Getting accepted to join Y Combinator must feel like winning the Super Bowl. With alumni like Reddit, DropBox, AirBnB, and Heroku, and Paul Graham’s leadership it’s an opportunity for a startup to take a great leap forward.
Victoria’s sendwithus is the first BC-founded company to earn that distinction. The eight person team has joined YC on the strength of a SaaS solution, allowing marketers to manage transactional email content. It can also conduct A/B tests on both subject and body content, and create new transactional emails using a code-free editor.
For cofounders Matt Harris & Brad Van Vugt it’s be an interesting journey. Harris shared his story of being a lifelong Victoria boy and a self-admitted horrible student. He dropped in and out of UVic a number of times to work with various startups and different technology companies. He was the “typical nerd who started programming when he was ten or eleven.”
Until cofounding sendwithus he’d never been an employee, and only ever worked on contract.
It was working on other startups projects where he and Van Vugt connected. Requests started coming to make email template changes to align with branding changes. “We really focused on transactional email, like welcome emails after web site sign ups, Facebook or LinkedIn message alert emails. When people build apps, those emails end up being stuck in source code. It was painful having to edit all of those files. We build some one off products, to let marketing people manage their email templates without bugging us. We ended up building tools to off load the work we didn’t want to do.”
When a request to A/B test an important notification email came, the process started feeling Groundhog Day like. They’d been building little different pieces of this numerous times.
It was an in the coffee house moment when Brad said, “this is stupid, we just keep building this same thing over and over again, so that’s when we kind of took our heads out of the sand. We started looking at the market. We were lucky having friends working at Dropbox and Amazon who were happy to talk about how they handle transactional email (not well), which got us thinking not only do startups need this, but there are really big companies who have the same problem.”
Harris and Van Vugt cold-called CEOs at the biggest email delivery companies, with two questions “are you going to build this, and are your customers asking for it?” More importantly they asked, “will you send us customers if we build it?”
In late November 2012 three enterprise class email service providers agreed to work with them. Harris said, “at that time we had zero code, zero customers, but now we had a customer acquisition channel. While we validated the big idea and a path to customers, we still had to validate being able to put something out there people would pay for.”
They incorporated the company in January 2013. A $300,000 seed round helped keep things moving forward. One of their investors is Ben Yoskovitz whose article The $250,000 Funding Trap, Harris thinks every startup entrepreneur should read. He added “we kept the round small, keeping in mind we didn’t have a product, we didn’t actually have any customers, we had a list of people who said they’d be customers, and a list of partners saying they’d send us customers.”
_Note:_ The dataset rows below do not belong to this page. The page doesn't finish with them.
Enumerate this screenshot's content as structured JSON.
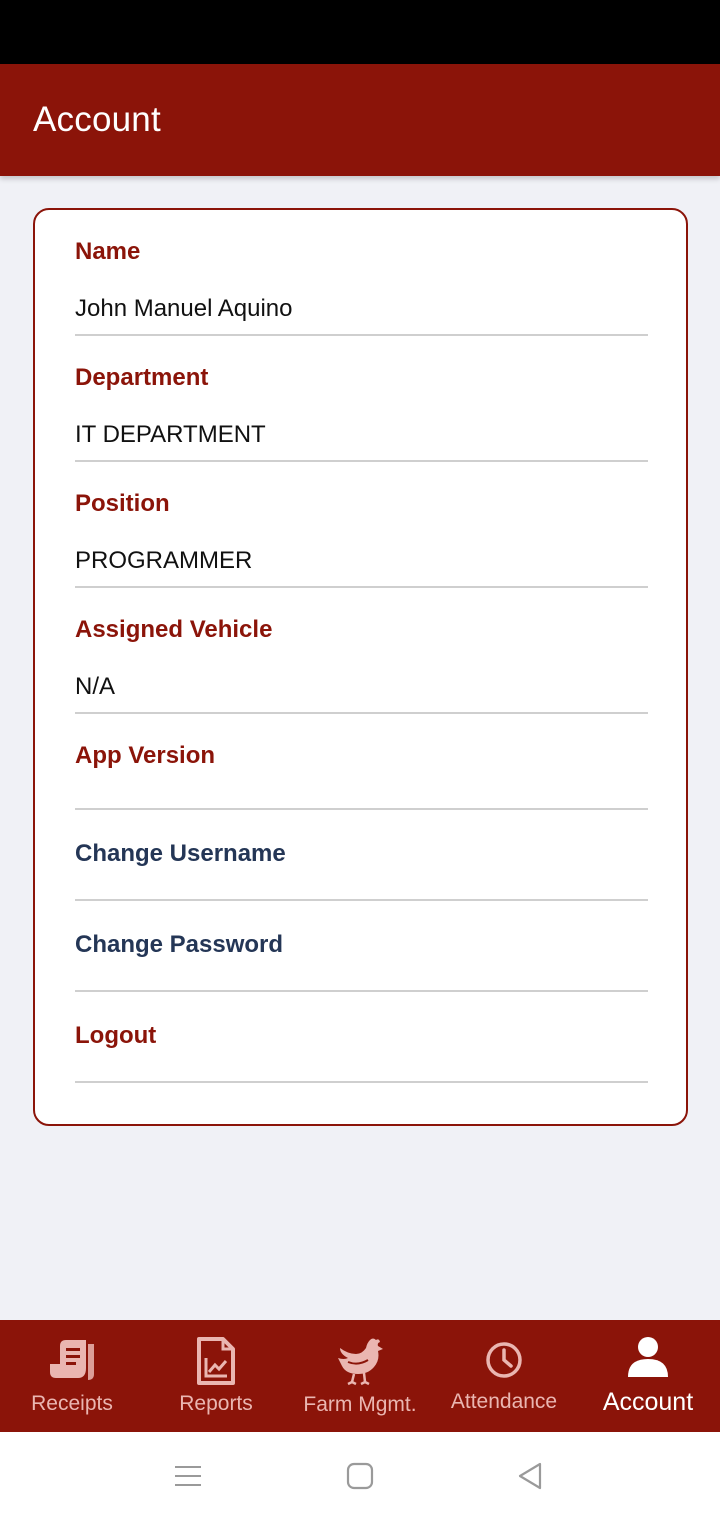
{
  "header": {
    "title": "Account"
  },
  "account": {
    "fields": [
      {
        "label": "Name",
        "value": "John Manuel Aquino"
      },
      {
        "label": "Department",
        "value": "IT DEPARTMENT"
      },
      {
        "label": "Position",
        "value": "PROGRAMMER"
      },
      {
        "label": "Assigned Vehicle",
        "value": "N/A"
      },
      {
        "label": "App Version",
        "value": ""
      }
    ],
    "actions": {
      "change_username": "Change Username",
      "change_password": "Change Password",
      "logout": "Logout"
    }
  },
  "bottom_nav": {
    "items": [
      {
        "label": "Receipts",
        "icon": "receipt-icon"
      },
      {
        "label": "Reports",
        "icon": "report-icon"
      },
      {
        "label": "Farm Mgmt.",
        "icon": "chicken-icon"
      },
      {
        "label": "Attendance",
        "icon": "clock-icon"
      },
      {
        "label": "Account",
        "icon": "user-icon",
        "active": true
      }
    ]
  },
  "colors": {
    "primary": "#8b1409",
    "navy": "#243656",
    "background": "#f0f1f6",
    "inactive_nav": "#eab6b1"
  },
  "system_nav": {
    "icons": [
      "menu-icon",
      "home-icon",
      "back-icon"
    ]
  }
}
For them “what was important to us was being a Silicon Valley based company that happened to have a team in Canada. That was our mindset. It helped us secure some additional early investors from the Bay area.Their network was a really important part of that round.”
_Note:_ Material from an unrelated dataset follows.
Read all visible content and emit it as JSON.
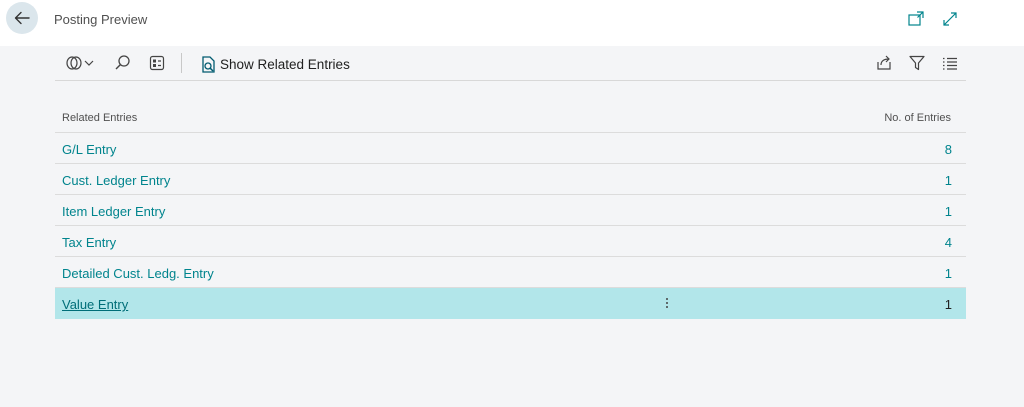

Harris appreciates their roots and shared how important the Victoria startup community has been to their success, mentioning the likes of early investor Rasool Rayani (co-founder of Metalogix Technologies). He offered that Dan Gunn (director of VIATeC) “has it in their hearts to do the right thing in building the community around assets like Accelerate Tectoria, that was our home for four months. The value it brought to us was a free place work, a connection to other entrepreneurs, and a ticket out of the coffee shops.”
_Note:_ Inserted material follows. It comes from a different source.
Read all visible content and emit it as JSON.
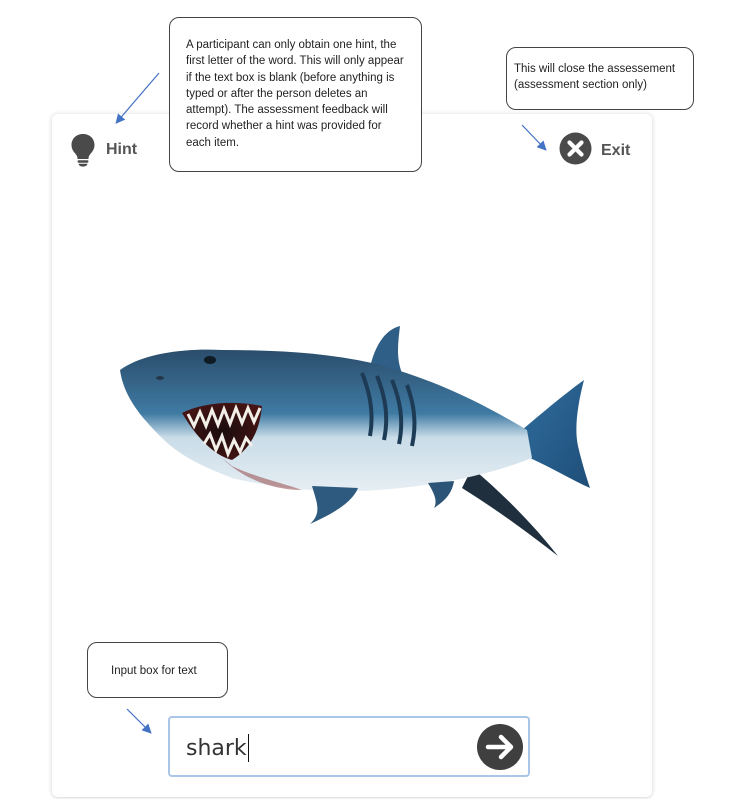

Harris spent the last half of 2013 in the Valley getting new clients on board. It turns out he was very successful signing up YC companies as customers. Having advisors in place with YC ties, adding Stripe (YC connection) as a customer and starting to show 50 percent revenue growth month-over-month made applying to YC complete sense. He said “while we had enough cash in the bank we wanted to grow faster, and joining YC would embed us fully into the place where we wanted to be.”
While despised by some, email is still relevant. To Harris “it’s still the backbone to everything. Email still drives an incredible amount of engagement. Remember, even any new temporal photo sharing app still sends out a couple of welcome emails, and that’s not going away soon. The industry is not about spamming people, everything is moving towards being more personalized. It’s less about spray and pray, and now about sharing content to the people who care about it.”
Celebrating acceptance to YC was short and sweet. It’s a further big step towards even bigger potential wins for this Victoria team. Keeping true to their roots might also help set the path for future BC startups to earn the YC journey.